The question is whether allowing more competition between hospitals and clinics would benefit Alaska, said Rep. Jeannette James, R-North Pole.
The answer from officials at two Kenai Peninsula Borough-owned hospitals is an emphatic "no."
At issue is the requirement that anyone who wants to open a medical facility costing $1 million or more must first prove to the state it is needed. David Pierce, certificate of need coordinator for the Department of Health and Social Services, said the rule cuts costs by ensuring that existing facilities are fully used before new ones are built.
James, though, wants to consider whether competition could help control soaring medical costs.
"We've gone through this with the phone companies," she said. "Now we're doing it with utilities. The Legislature last year had a task force to look at privatizing government services."
She and several co-sponsors have introduced House Bill 297, which would raise the present $1 million threshold to $7 million. But that could open the door for private clinics to skim the most profitable business from public hospitals, said Charlie Franz, administrator for borough-owned South Peninsula Hospital in Homer.
For $3 million or $4 million, he said, a private physician easily could open a substantial out-patient surgery clinic in Homer or Kenai.
"They'll take the low-cost, high-profit cases, the easy cases they can turn over quickly," he said. "The hospitals will be left with the high-cost complex cases, and cases with minimal reimbursement."
Public hospitals take all comers, whether they can pay or not, he said. They take patients on Medicare and Medicaid, which do not fully reimburse the cost of service. They subsidize charity service from more profitable services. Franz said opening the doors for competitors to skim off profitable business could increase the cost to the community of maintaining a local hospital.
The bill also drew criticism from Dolly Farnsworth, vice president of Central Peninsula General Hospital Inc., the nonprofit corporation that runs the borough hospital in Soldotna.
"If they raise it to $7 million, then any number of doctors from Anchorage could come and put something in Kenai," she said. "They could skim the cream of the
James said the bill could help small towns. When South Peninsula Hospital in Homer proposed $9.2-million in improvements, including a 10-bed expansion to its long-term care facility, it had to apply for a certificate of need.
The state questioned the need for 10 new long-term care beds, because many assisted living beds at the Homer Senior Center were empty, and because Heritage Place in Soldotna was adding 12 beds, a project costing less than $1 million and exempt from the certificate-of-need requirement. The state approved five new long-term care beds at South Peninsula Hospital.
"Homer had taxpayers willing to pay," James said. "They had saved money for expansion. Why should they have to go through the certificate-of-need process?"
Franz said he disagrees with the state's assessment of the need, but supports the certificate-of-need process.
"It does serve to make a community or organization demonstrate to some objective outside party that you need these facilities," he said.
Voters approved the hospital expansion, he said, but their decisions are influenced by emotions as well as facts. Meanwhile, the hospital is still adding enough space for 10 new long-term care beds. When the first five beds are filled, it will ask for more.
CPGH Inc. and the Kenai Peninsula Borough Assembly have passed resolutions opposing HB 297. James said a House State Affairs subcommittee is considering a substitute bill that would retain the $1 million threshold for communities of less than 15,000 people.
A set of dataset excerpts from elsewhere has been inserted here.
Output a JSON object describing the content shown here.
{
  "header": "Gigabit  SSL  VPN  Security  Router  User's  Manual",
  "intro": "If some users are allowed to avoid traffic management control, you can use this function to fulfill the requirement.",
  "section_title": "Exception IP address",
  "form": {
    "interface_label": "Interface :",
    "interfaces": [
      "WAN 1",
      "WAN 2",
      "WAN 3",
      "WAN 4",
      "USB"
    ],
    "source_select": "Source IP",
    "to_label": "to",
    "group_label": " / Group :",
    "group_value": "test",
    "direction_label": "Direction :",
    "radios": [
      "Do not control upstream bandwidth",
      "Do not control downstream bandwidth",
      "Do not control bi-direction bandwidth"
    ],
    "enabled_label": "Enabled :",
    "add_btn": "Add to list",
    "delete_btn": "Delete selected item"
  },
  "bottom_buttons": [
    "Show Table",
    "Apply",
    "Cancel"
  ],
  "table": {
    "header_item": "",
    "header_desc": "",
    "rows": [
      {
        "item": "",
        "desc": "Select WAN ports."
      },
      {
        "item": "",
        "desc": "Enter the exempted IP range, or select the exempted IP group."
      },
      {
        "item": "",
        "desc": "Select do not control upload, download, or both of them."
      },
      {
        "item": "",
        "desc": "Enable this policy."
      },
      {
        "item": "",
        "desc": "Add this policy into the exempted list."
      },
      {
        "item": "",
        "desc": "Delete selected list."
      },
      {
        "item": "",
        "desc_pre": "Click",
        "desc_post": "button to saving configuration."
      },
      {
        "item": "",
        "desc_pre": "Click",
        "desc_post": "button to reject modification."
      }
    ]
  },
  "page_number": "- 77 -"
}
That should cover all communities except Anchorage, Fairbanks and Juneau, she said.
"I have absolutely no interest in interfering with health care providers in small communities by opening the door to competition without their approval," she said.
However, she said she was not sure how the 15,000 population figure would apply in the Kenai-Soldotna area, which includes more than 23,000 people, though the incorporated cities of Kenai and Soldotna have fewer than 15,000 residents each.
There also may be better ways to protect hospitals in small communities, she said. If someone saw the need for a new service, maybe the local hospital should have first crack at providing it. If the hospital declines, the state should allow someone else to step in, she said. Then, perhaps, the competition should be required to prove the need. If the hospital files a competing application, the need is proved, she said.
Rep. Hal Smalley, D-Kenai, who sits with James on the subcommittee reviewing the issue, said there are too many unanswered questions. He said James picked the $7 million threshold to accommodate an ambulatory surgery clinic several private physicians want to build in Fairbanks. The state is not presently willing to issue a certificate of need.
"I think we need to slow this horse down," Smalley said.
James denied submitting HB 297 specifically to accommodate the proposed Fairbanks clinic. Smalley suggested forming a task force representing hospitals, doctors hoping to build clinics, local communities and legislators. During the legislative interim, he said, that group could research problems and identify solutions.